Mobile Brain-Body Imaging of ASD Participants During Natural Movement

Background: Motor dysfunction (e.g., abnormalities of gait, balance, muscle tone, head and eye movement and coordination) is a prominent feature in autism that may be a contributing factor in cognitive and social impairments. Isolating specific underlying mechanisms that lead to a variety of motor impairments (e.g., timing, anticipation) would inform effective intervention that may in turn improve not only motor competence but also behavioral problems that are affected by motor dysfunction.  We are currently conducting a first quantitative study of motor function in ASD that relates motor dysfunction to both underlying brain structure and function as well as to behavioral. Central to this study is the ground-breaking mobile brain/body imaging (MoBI) system (Makeig et al., 2009).  This novel system uses a combination of cameras and LED emitters for motion capture with simultaneous collection of high-density scalp EEG to quantify the accuracy, coordination, and timing of motor functions and to allow modeling of cortical network function during specific phases of motor operations. Development of analytic methods is critical to the success of this work.

Objectives: The goals of the experiment presented here were 1) to test the feasibility of integrating EEG with motor activity collected during a task in which the participant moved freely around a large room, and 2) to determine the most appropriate analytic methods for these novel multi-modal datasets.

Methods: We recorded 128-channel EEG and 66-sensor motion-capture data from boys between the ages of 13-17 (ASD and typically developing controls).  The task, embedded in a simple video game, required participants to walk across a large room in order to reach a cartoon ‘alien’ projected on a wall. On STRAIGHT trials, the participant could reach the alien by walking straight across the room; on TURN trials the alien would move to one of the adjacent walls requiring the participant to change direction.

Motion-capture data was used to determine the point at which the participant began a turn to follow the alien. EEG data were decomposed using Independent Components Analysis, and activity of individual Independent Components (ICs) was time-locked to the turning time point identified from the motion-capture data.  For each IC of interest, we performed time-frequency analyses, and estimated the cortical solution; we also modeled causal relationships between pairs of ICs.
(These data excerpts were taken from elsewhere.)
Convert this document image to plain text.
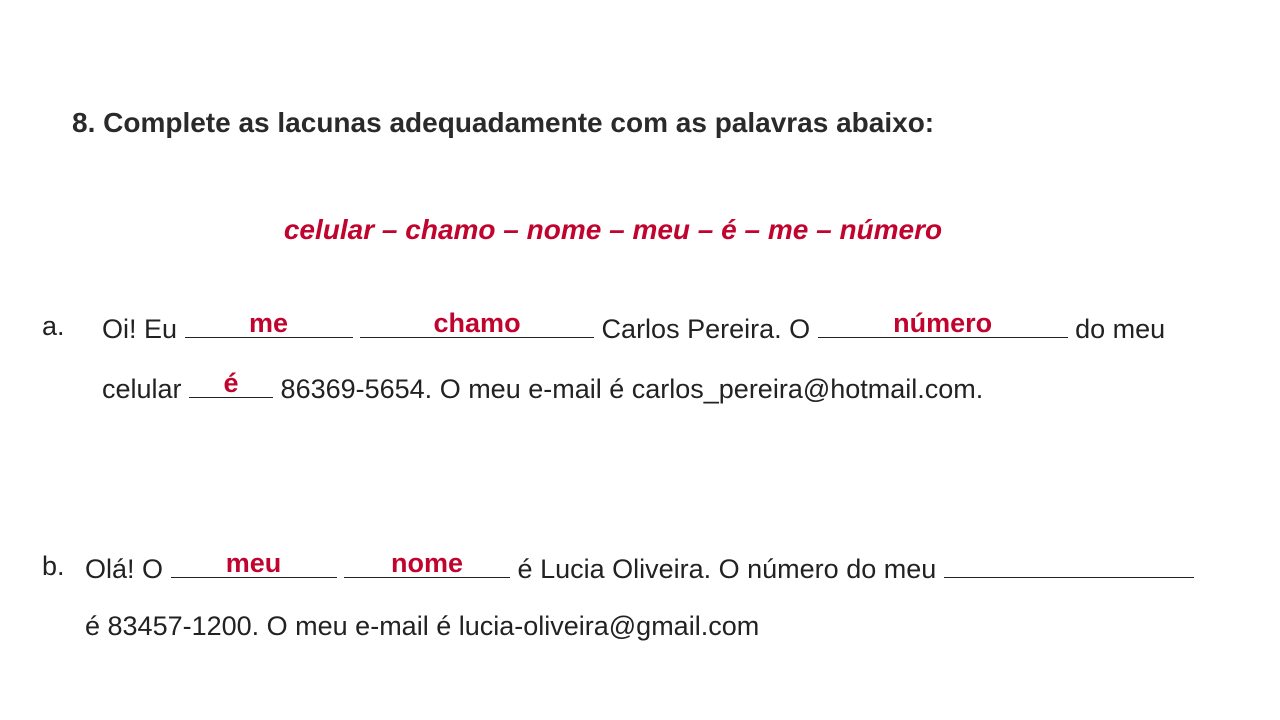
8. Complete as lacunas adequadamente com as palavras abaixo:
celular – chamo – nome – meu – é – me – número
a. Oi! Eu	me
	chamo	Carlos Pereira. O	número	do meu
celular	é	86369-5654. O meu e-mail é carlos_pereira@hotmail.com.
b. Olá! O	meu
	nome	é Lucia Oliveira. O número do meu
é 83457-1200. O meu e-mail é lucia-oliveira@gmail.com
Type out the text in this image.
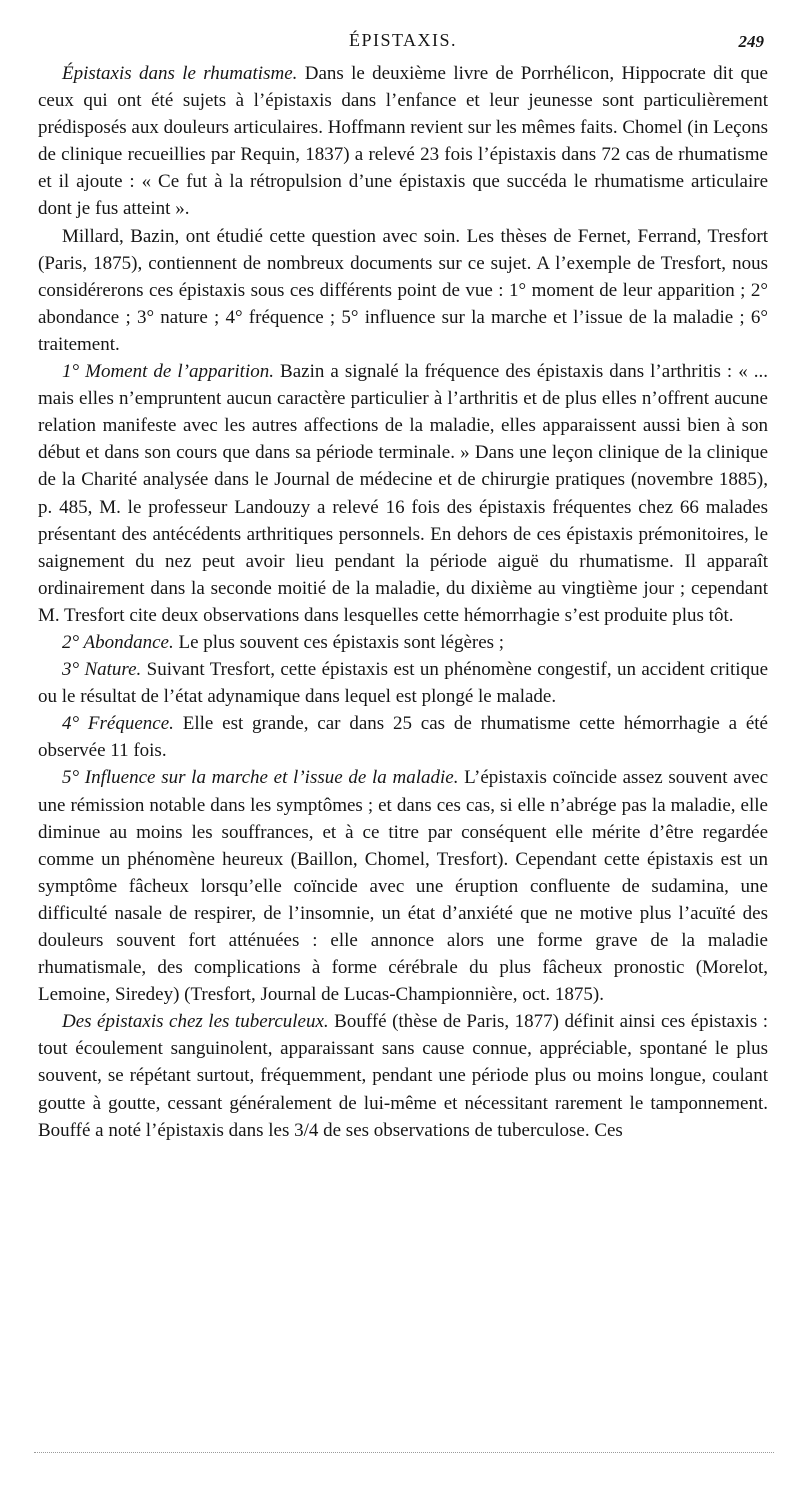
ÉPISTAXIS.	249

Épistaxis dans le rhumatisme. Dans le deuxième livre de Porrhélicon, Hippocrate dit que ceux qui ont été sujets à l’épistaxis dans l’enfance et leur jeunesse sont particulièrement prédisposés aux douleurs articulaires. Hoffmann revient sur les mêmes faits. Chomel (in Leçons de clinique recueillies par Requin, 1837) a relevé 23 fois l’épistaxis dans 72 cas de rhumatisme et il ajoute : « Ce fut à la rétropulsion d’une épistaxis que succéda le rhumatisme articulaire dont je fus atteint ».

Millard, Bazin, ont étudié cette question avec soin. Les thèses de Fernet, Ferrand, Tresfort (Paris, 1875), contiennent de nombreux documents sur ce sujet. A l’exemple de Tresfort, nous considérerons ces épistaxis sous ces différents point de vue : 1° moment de leur apparition ; 2° abondance ; 3° nature ; 4° fréquence ; 5° influence sur la marche et l’issue de la maladie ; 6° traitement.

1° Moment de l’apparition. Bazin a signalé la fréquence des épistaxis dans l’arthritis : « ... mais elles n’empruntent aucun caractère particulier à l’arthritis et de plus elles n’offrent aucune relation manifeste avec les autres affections de la maladie, elles apparaissent aussi bien à son début et dans son cours que dans sa période terminale. » Dans une leçon clinique de la clinique de la Charité analysée dans le Journal de médecine et de chirurgie pratiques (novembre 1885), p. 485, M. le professeur Landouzy a relevé 16 fois des épistaxis fréquentes chez 66 malades présentant des antécédents arthritiques personnels. En dehors de ces épistaxis prémonitoires, le saignement du nez peut avoir lieu pendant la période aiguë du rhumatisme. Il apparaît ordinairement dans la seconde moitié de la maladie, du dixième au vingtième jour ; cependant M. Tresfort cite deux observations dans lesquelles cette hémorrhagie s’est produite plus tôt.

2° Abondance. Le plus souvent ces épistaxis sont légères ;

3° Nature. Suivant Tresfort, cette épistaxis est un phénomène congestif, un accident critique ou le résultat de l’état adynamique dans lequel est plongé le malade.

4° Fréquence. Elle est grande, car dans 25 cas de rhumatisme cette hémorrhagie a été observée 11 fois.

5° Influence sur la marche et l’issue de la maladie. L’épistaxis coïncide assez souvent avec une rémission notable dans les symptômes ; et dans ces cas, si elle n’abrége pas la maladie, elle diminue au moins les souffrances, et à ce titre par conséquent elle mérite d’être regardée comme un phénomène heureux (Baillon, Chomel, Tresfort). Cependant cette épistaxis est un symptôme fâcheux lorsqu’elle coïncide avec une éruption confluente de sudamina, une difficulté nasale de respirer, de l’insomnie, un état d’anxiété que ne motive plus l’acuïté des douleurs souvent fort atténuées : elle annonce alors une forme grave de la maladie rhumatismale, des complications à forme cérébrale du plus fâcheux pronostic (Morelot, Lemoine, Siredey) (Tresfort, Journal de Lucas-Championnière, oct. 1875).

Des épistaxis chez les tuberculeux. Bouffé (thèse de Paris, 1877) définit ainsi ces épistaxis : tout écoulement sanguinolent, apparaissant sans cause connue, appréciable, spontané le plus souvent, se répétant surtout, fréquemment, pendant une période plus ou moins longue, coulant goutte à goutte, cessant généralement de lui-même et nécessitant rarement le tamponnement. Bouffé a noté l’épistaxis dans les 3/4 de ses observations de tuberculose. Ces
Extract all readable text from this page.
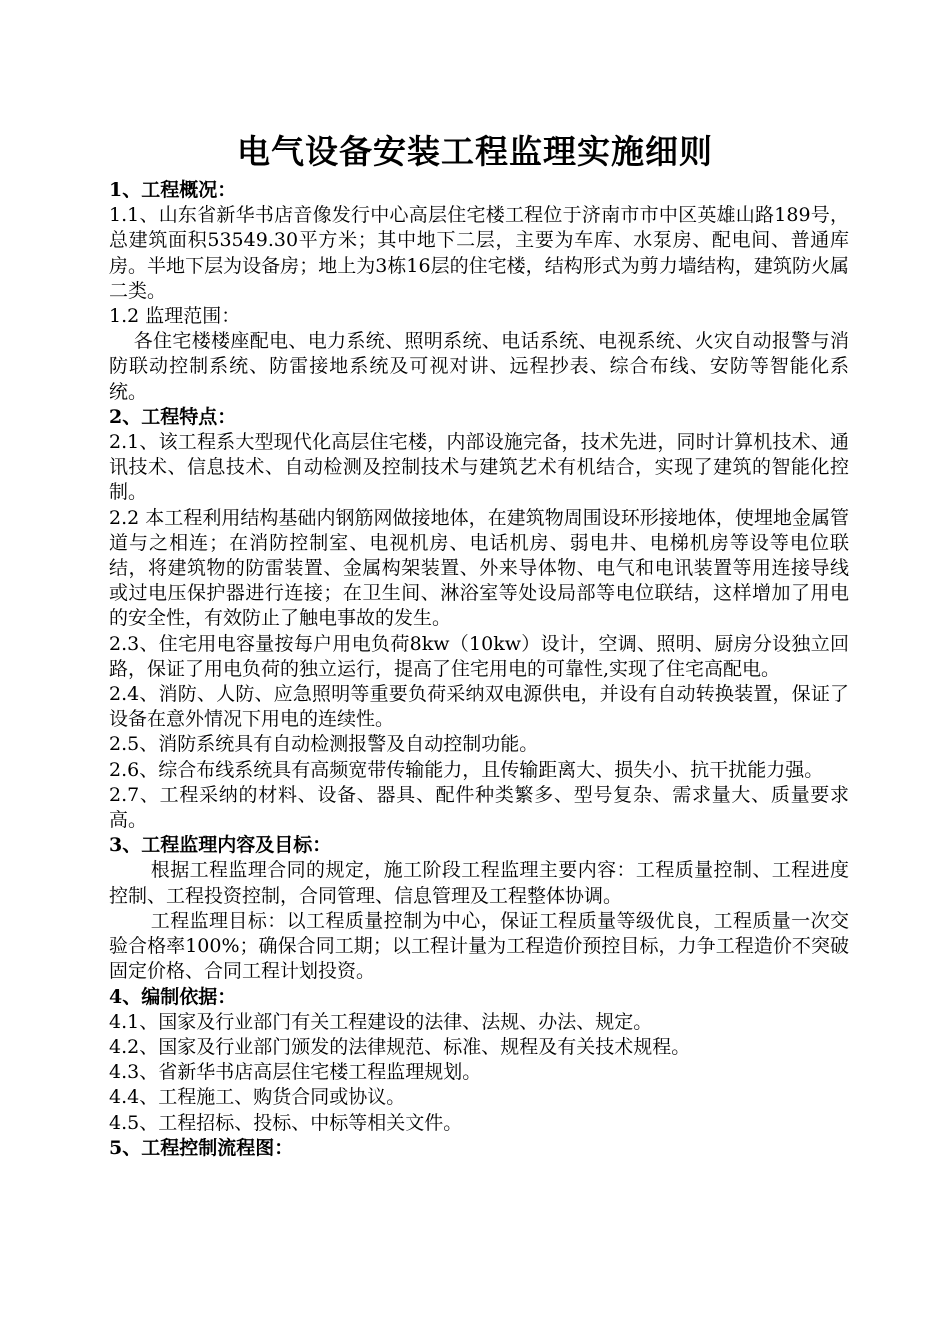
电气设备安装工程监理实施细则
1、工程概况：

1.1、山东省新华书店音像发行中心高层住宅楼工程位于济南市市中区英雄山路189号，总建筑面积53549.30平方米；其中地下二层，主要为车库、水泵房、配电间、普通库房。半地下层为设备房；地上为3栋16层的住宅楼，结构形式为剪力墙结构，建筑防火属二类。

1.2 监理范围：

各住宅楼楼座配电、电力系统、照明系统、电话系统、电视系统、火灾自动报警与消防联动控制系统、防雷接地系统及可视对讲、远程抄表、综合布线、安防等智能化系统。

2、工程特点：

2.1、该工程系大型现代化高层住宅楼，内部设施完备，技术先进，同时计算机技术、通讯技术、信息技术、自动检测及控制技术与建筑艺术有机结合，实现了建筑的智能化控制。

2.2 本工程利用结构基础内钢筋网做接地体，在建筑物周围设环形接地体，使埋地金属管道与之相连；在消防控制室、电视机房、电话机房、弱电井、电梯机房等设等电位联结，将建筑物的防雷装置、金属构架装置、外来导体物、电气和电讯装置等用连接导线或过电压保护器进行连接；在卫生间、淋浴室等处设局部等电位联结，这样增加了用电的安全性，有效防止了触电事故的发生。

2.3、住宅用电容量按每户用电负荷8kw（10kw）设计，空调、照明、厨房分设独立回路，保证了用电负荷的独立运行，提高了住宅用电的可靠性,实现了住宅高配电。

2.4、消防、人防、应急照明等重要负荷采纳双电源供电，并设有自动转换装置，保证了设备在意外情况下用电的连续性。

2.5、消防系统具有自动检测报警及自动控制功能。

2.6、综合布线系统具有高频宽带传输能力，且传输距离大、损失小、抗干扰能力强。

2.7、工程采纳的材料、设备、器具、配件种类繁多、型号复杂、需求量大、质量要求高。

3、工程监理内容及目标：

根据工程监理合同的规定，施工阶段工程监理主要内容：工程质量控制、工程进度控制、工程投资控制，合同管理、信息管理及工程整体协调。

工程监理目标：以工程质量控制为中心，保证工程质量等级优良，工程质量一次交验合格率100%；确保合同工期；以工程计量为工程造价预控目标，力争工程造价不突破固定价格、合同工程计划投资。

4、编制依据：

4.1、国家及行业部门有关工程建设的法律、法规、办法、规定。

4.2、国家及行业部门颁发的法律规范、标准、规程及有关技术规程。

4.3、省新华书店高层住宅楼工程监理规划。

4.4、工程施工、购货合同或协议。

4.5、工程招标、投标、中标等相关文件。

5、工程控制流程图：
Results: We successfully separated cortical EEG activity from movement-generated artifact.  After integrating motion and EEG data, we found the markers best related to task behavior, and used these markers to identify EEG networks associated with that behavior.  We identified ICs from two categories: those whose activity was associated with leg/foot movement, and those whose activity was associated with, but more importantly preceded the act of turning.  Cortical source modeling indicated that these components were located in brain areas consistent with the motor network.

Conclusions: This pilot work established the feasibility of recording and analyzing EEG activity from freely-moving participants.  Modeling causal relationships between the various EEG networks revealed interactions that will allow us to differentiate between motor planning and execution.